With civil war reignited in Syria and much of Lebanon still smouldering from Hezbollah’s clash with Israel, the common thread across both is the inability of these two sovereign states to repair their fractured state structures.

Syria cannot return to its pre-2011 status. Meanwhile, rifts among Lebanese communities seem to widen with every conflict. Today, neither Damascus nor Beirut can claim to fully control its sovereign territory. In both, foreign states are embedded due in part to a lack of central authority.

In Syria, initial fears were of the Islamist Hay’at Tahrir al-Sham (HTS) and its allies pushing into rural areas of Idlib and Aleppo in the northwest of the country. Concern centred on potential clashes with the Kurdish-led Syrian Democratic Forces (SDF) and threats to the safety of Christians in Aleppo.

With ethnic and sectarian dimensions, the danger of recent HTS gain is clear, yet there are also ongoing battles between the Syrian army and the SDF, adding further complexity and prompting further external interference.

Broken over years

In Lebanon, the Israeli offensive has exacerbated the long-standing estrangement among sects—a divide that has deepened over decades, particularly since the assassination of former Prime Minister Rafic Hariri in 2005, the July 2006 war, interstate fighting in 2008, and the 17 October 2019 uprising.

The Taif Agreement, signed in 1989, ended Lebanon’s civil war, which began in 1975, and allowed for sectarian power division. Most Lebanese Shiites aligned with the Amal Movement or with Hezbollah, a ‘duo’ that came to dominate politics. Lebanese Christians now oppose a return to this dynamic and advocate for a federal system that preserves the unique characteristics of each community against demographic erosion or conflicts that do not affect most Lebanese.

Syria cannot return to its pre-2011 status, while rifts among Lebanese communities seem to widen with every conflict

Many Lebanese politicians say a path out of the current catastrophic situation centres on "revitalising Taif" and ensuring adherence to its provisions. Even Hezbollah Deputy Secretary-General Naim Qassem recently said the party would operate "under the framework of Taif," which allocates official positions equally between Christians, Sunnis, and Shiites, and grants extensive powers to the Council of Ministers as a collective entity. 

However, this rhetoric lacks substance. Almost everything since 2005—including the 2014 commitment to neutrality in Arab conflicts, the dramatic expansion of Hezbollah's military power, and the obstruction of the investigation into the 2020 Beirut Port explosion—reveal these as empty statements. 

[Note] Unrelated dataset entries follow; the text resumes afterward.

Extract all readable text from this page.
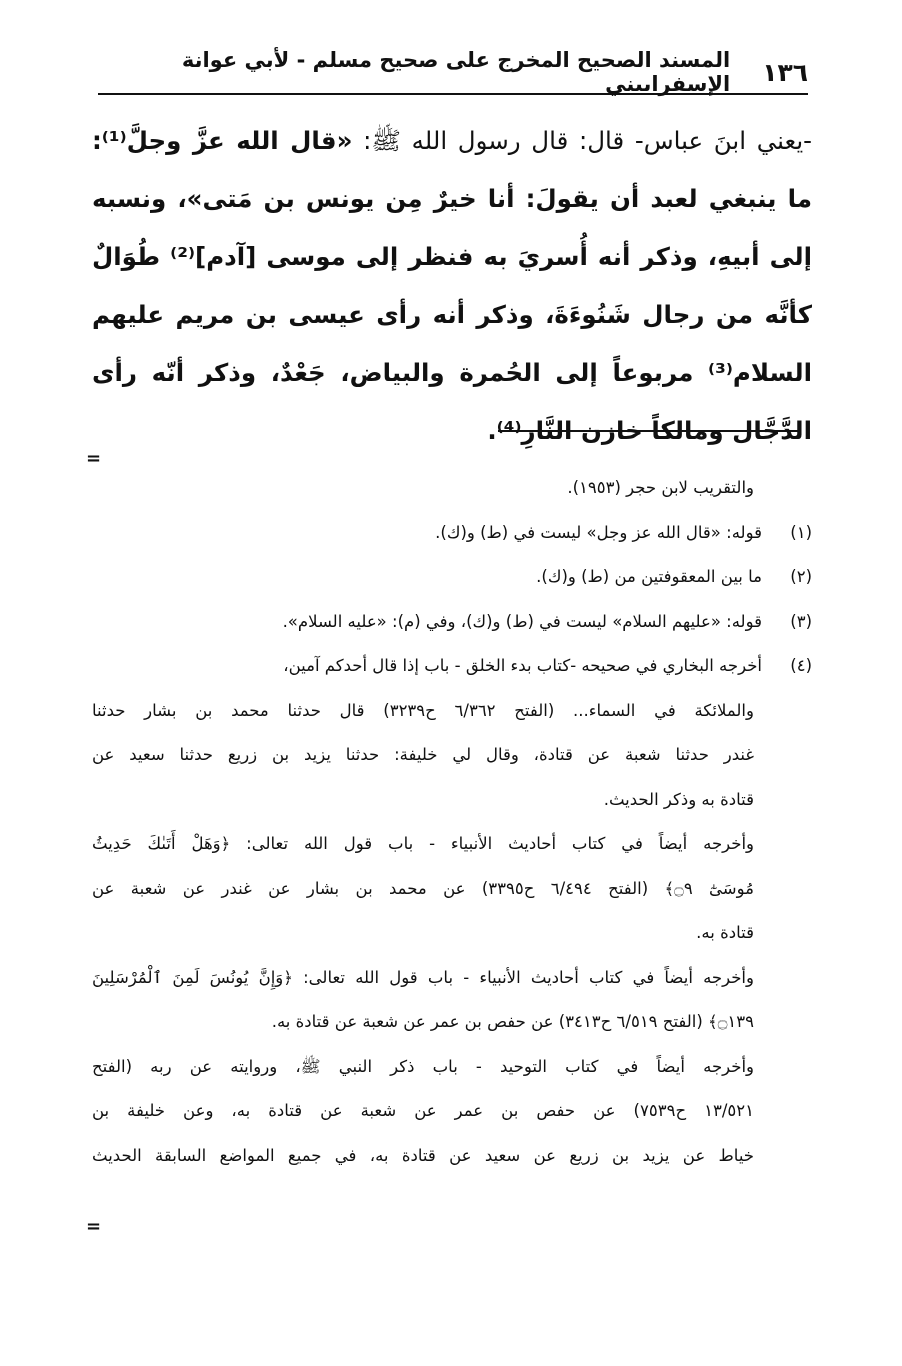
١٣٦
المسند الصحيح المخرج على صحيح مسلم - لأبي عوانة الإسفراييني
-يعني ابنَ عباس- قال: قال رسول الله ﷺ: «قال الله عزَّ وجلَّ⁽¹⁾: ما ينبغي لعبد أن يقولَ: أنا خيرٌ مِن يونس بن مَتى»، ونسبه إلى أبيهِ، وذكر أنه أُسريَ به فنظر إلى موسى [آدم]⁽²⁾ طُوَالٌ كأنَّه من رجال شَنُوءَةَ، وذكر أنه رأى عيسى بن مريم عليهم السلام⁽³⁾ مربوعاً إلى الحُمرة والبياض، جَعْدٌ، وذكر أنّه رأى الدَّجَّال ومالكاً خازن النَّارِ⁽⁴⁾.
=
والتقريب لابن حجر (١٩٥٣).
(١)قوله: «قال الله عز وجل» ليست في (ط) و(ك).
(٢)ما بين المعقوفتين من (ط) و(ك).
(٣)قوله: «عليهم السلام» ليست في (ط) و(ك)، وفي (م): «عليه السلام».
(٤)أخرجه البخاري في صحيحه -كتاب بدء الخلق - باب إذا قال أحدكم آمين،
والملائكة في السماء... (الفتح ٦/٣٦٢ ح٣٢٣٩) قال حدثنا محمد بن بشار حدثنا
غندر حدثنا شعبة عن قتادة، وقال لي خليفة: حدثنا يزيد بن زريع حدثنا سعيد عن
قتادة به وذكر الحديث.
وأخرجه أيضاً في كتاب أحاديث الأنبياء - باب قول الله تعالى: ﴿وَهَلْ أَتَىٰكَ حَدِيثُ
مُوسَىٰٓ ۝٩﴾ (الفتح ٦/٤٩٤ ح٣٣٩٥) عن محمد بن بشار عن غندر عن شعبة عن
قتادة به.
وأخرجه أيضاً في كتاب أحاديث الأنبياء - باب قول الله تعالى: ﴿وَإِنَّ يُونُسَ لَمِنَ ٱلْمُرْسَلِينَ
۝١٣٩﴾ (الفتح ٦/٥١٩ ح٣٤١٣) عن حفص بن عمر عن شعبة عن قتادة به.
وأخرجه أيضاً في كتاب التوحيد - باب ذكر النبي ﷺ، وروايته عن ربه (الفتح
١٣/٥٢١ ح٧٥٣٩) عن حفص بن عمر عن شعبة عن قتادة به، وعن خليفة بن
خياط عن يزيد بن زريع عن سعيد عن قتادة به، في جميع المواضع السابقة الحديث
=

It has also fuelled proposals for alternatives, such as federalism, or granting Christians additional constitutional guarantees, in contrast to the impracticality of returning to a centralised state governed by entrenched political dynasties that have dominated Lebanese politics for decades.

Bitten off in chunks

In Syria, similar patterns emerge. The ruling Arab Socialist Baath Party arguably cannot resume its governance, given that the model had already failed before civil war in 2011 resulted in Syria's fragmentation into a collection of semi-autonomous entities, the most prominent of which is the SDF in the north and east. 

The common thread across Syria and Lebanon is the inability of these two sovereign states to repair their fractured state structures

Then there are developments in al-Suwayda Province, with its Druze majority, or the tense anticipation in Daraa since the Russian-brokered reconciliations. Yet revisiting Syria's political system remains taboo, even for those most opposed to President Bashar al-Assad. Blood would flow if anyone tried to dismantle the Kurdish self-rule regions, which exist as de facto autonomous areas.

Syria straddles two distinct political models: one Turkish, and the other Iraqi. Turkey is a centralised national state experiencing deep ethnic unrest since the Ottoman era, initially with Armenians, then later with Kurds demanding rights. Over the decades, Turkey's centralised and nationalist state has moved from rigid secularism to tempered political Islam, yet neither has resolved the Kurdish question. 

Kurds in Iraq, by contrast, have secured constitutionally recognised autonomy, after decades of conflict with the central government in Baghdad. Although relations between Baghdad and Erbil are far from loving, there is no existential threat facing the Kurdistan Region of Iraq, at least for now.

So, with profound fractures in Lebanon and Syria, it may be time to acknowledge that clinging to outdated remedies for such chronic ailments has not healed these states in any way, shape, or form. New frameworks for governance, partnership, and power-sharing may therefore be required. 

While the path to finding effective and appropriate end outcomes remains long and requires both humility and a recognition of the region's realities, broadly the notion of 'unity' may either need to be replaced with 'plurality within unity'… or else, with an amicable separation.